Forum Discussion
Persistent problem with DPMRA.EXE crashing and multiple inconsistent replicas in DPM 2019
We use DPM 2019 to protect 16 Windows Servers, which for the last year has been running with no issues. I have encountered a problem recently where DPM reports inconsistent replicas for numerous servers (currently 8 servers with 11 datasources) which result in me running consistency checks which consistently fail. The failure is linked to the DPMRA.EXE crashing, which writes an Application Error to the Application Event Log (Event ID 1000) citing the DPMRA.exe as the Faulting Application and the KERNELBASE.dll as the Faulting Module Name (see screen shot below):
This happened at the beginning of last month for the first time and I copied the dpmra.exe from another DPM server which failed to work, and after a long period of troubleshooting, I eventually restored the DPM Database which appeared to resolve the issue, but I am reluctant to go down this path again as it has now re-occurred.
I have tried throttling the DPM clients to 70Mbps and then to 50Mbps, but this hasn't helped (DPM has a 10Gb NIC, but servers have a 1Gb connection) and all clients are on the local LAN. It coincides with Windows update week, but I'm not convinced this is the issue as in both cases it started happening a few days after the servers were rebooted (1 to 4), and I would have thought it would have happened much immediately.
The DPMRACurr.errlog files are not much help as they log so many benign errors, it's really hard to work out what is an issue and what isn't. What I have seen recurring in the logs are entries as shown below:
62A4 41D8 10/05 07:04:29.876 31 failedfilehelper.cpp(548) <REDACTED> WARNING Assertion Failure :: flatRecord->dwFilePathLen > 0
62A4 41D8 10/05 07:04:29.876 31 failedfilestable.cpp(357) [<READCTED-2>] <REDACTED> NORMAL Hr: = [0x00000000] CFailedFilesTable::Loading Failed File Record: Id:0, File:
62A4 41D8 10/05 07:04:29.876 31 failedfilehelper.cpp(333) <REDACTED> FATAL Process Abort: Exp: = "(recordSize == 0)" Hr: = [0x80070057]
62A4 41D8 10/05 07:04:29.907 22 watsonintegration.cpp(73) <REDACTED> NORMAL Inside Watson Handler
I have looked online and can find nothing relating to this - there are also multiple DPMRACurr.errlog.<timestamp>.Crash files in the log directory as well for each time the dpmra.exe crashes (when it does, it does not crash the DPM console, it just fails the job.
Does anyone have any suggestions or have seen the same issue before - I am going around in circles at the moment and need to sort the issue rather than just restoring the database as it seems to be a recurring incident?
2 Replies
- Chris48Copper Contributor
As an update to this, I have stopped all jobs from running / being able to run during the troubleshooting process and used PowerShell to view the logs in real time on both the DPM server and the clients while running a consistency check one at a time on the previously failed jobs. From this process I have noticed that the Watson error coincides with the DPMRA.exe related Application Error in the event log, however the backup job does not fail immediately. After cancelling the failed job, I then removed the datasource from it's Protection Group, importantly ensuring no disk or tape data was retained, and continued this process until all offending datasources have been identified and removed (I had 2 which needed removing). After this the jobs were all able to be successfully resolved and once all the failed jobs had run successfully I could add the two problem datasources back in to their Protection Groups.

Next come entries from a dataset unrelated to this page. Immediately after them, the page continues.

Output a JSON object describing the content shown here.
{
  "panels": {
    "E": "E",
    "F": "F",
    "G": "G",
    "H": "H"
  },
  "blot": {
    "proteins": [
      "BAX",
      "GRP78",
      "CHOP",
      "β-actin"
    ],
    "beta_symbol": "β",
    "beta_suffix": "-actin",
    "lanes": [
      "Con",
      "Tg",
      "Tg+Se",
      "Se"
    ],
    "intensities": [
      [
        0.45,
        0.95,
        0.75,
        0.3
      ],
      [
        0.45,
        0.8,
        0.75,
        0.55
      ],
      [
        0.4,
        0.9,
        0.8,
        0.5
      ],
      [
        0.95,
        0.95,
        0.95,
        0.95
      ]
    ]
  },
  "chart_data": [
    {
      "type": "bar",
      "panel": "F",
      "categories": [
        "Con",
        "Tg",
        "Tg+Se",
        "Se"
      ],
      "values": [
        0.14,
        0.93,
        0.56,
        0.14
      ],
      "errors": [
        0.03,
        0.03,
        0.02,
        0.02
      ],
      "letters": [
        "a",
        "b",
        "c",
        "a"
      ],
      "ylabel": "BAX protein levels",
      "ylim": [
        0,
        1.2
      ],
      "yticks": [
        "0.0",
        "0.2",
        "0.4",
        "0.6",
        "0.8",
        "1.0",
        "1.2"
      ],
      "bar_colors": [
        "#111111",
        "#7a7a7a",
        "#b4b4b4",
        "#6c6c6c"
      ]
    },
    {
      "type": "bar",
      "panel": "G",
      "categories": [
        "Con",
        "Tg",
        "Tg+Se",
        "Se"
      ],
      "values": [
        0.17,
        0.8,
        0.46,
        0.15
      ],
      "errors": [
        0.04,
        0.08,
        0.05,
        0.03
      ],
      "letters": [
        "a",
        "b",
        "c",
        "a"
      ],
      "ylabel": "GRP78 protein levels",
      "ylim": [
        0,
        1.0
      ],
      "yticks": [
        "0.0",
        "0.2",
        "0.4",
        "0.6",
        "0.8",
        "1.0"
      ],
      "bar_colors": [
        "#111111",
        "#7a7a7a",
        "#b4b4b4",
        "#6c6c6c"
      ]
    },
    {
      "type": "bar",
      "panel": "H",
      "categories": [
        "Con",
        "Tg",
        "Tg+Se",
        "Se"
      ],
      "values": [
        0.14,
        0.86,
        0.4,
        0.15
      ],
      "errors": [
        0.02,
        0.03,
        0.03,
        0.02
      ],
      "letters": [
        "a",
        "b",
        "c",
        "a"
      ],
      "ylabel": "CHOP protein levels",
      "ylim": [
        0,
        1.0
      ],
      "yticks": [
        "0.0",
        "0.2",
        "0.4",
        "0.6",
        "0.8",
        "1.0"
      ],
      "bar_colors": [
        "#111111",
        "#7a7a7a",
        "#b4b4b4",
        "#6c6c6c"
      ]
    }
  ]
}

This has worked around the problem for me and I now have a functioning DPM server, but as to why the datasources have caused this problem, I am still no wiser. This is the second time in 2 months this has happened, and I don't know if it was the same datasources that caused the previous problem (a DPM database restore was how I got around it last time), but I will monitor this and check it next month to see if it happens again.
If anyone has any ideas as to why this may be occurring, or even how to investigate the cause further, that would be great. Also please let me know if anyone else experiences this problem. I have worked with DPM for a number of years now, and since DPM 2010, not had many issues - certainly not ones as disruptive as this. I do find the DPM logs not the most intuitive as they seem to add a lot of warnings and errors as part of normal behaviour which makes using them for troubleshooting quite hard at times. They are also not the easiest to decipher which adds further frustrations when using them for general troubleshooting.
- bchapman65536Copper Contributor
I had the same thing happen, and began happening since DPM 2019 UR4.
I thought I isolated it down to certain replicas having files/folders with paths longer than 250 characters.
Usually stopping protection of those members mitigates the issue, and putting those members back into protection will cause DPMRA.exe to crash every 15 minutes (according to the Event Viewer's Application Logs).
I've also had this happen when using one DPM server for secondary protection of a primary server's protected items (or in some cases, just the database of the primary server).
Either way, it's bad design to have a backup destination crash your entire backup product.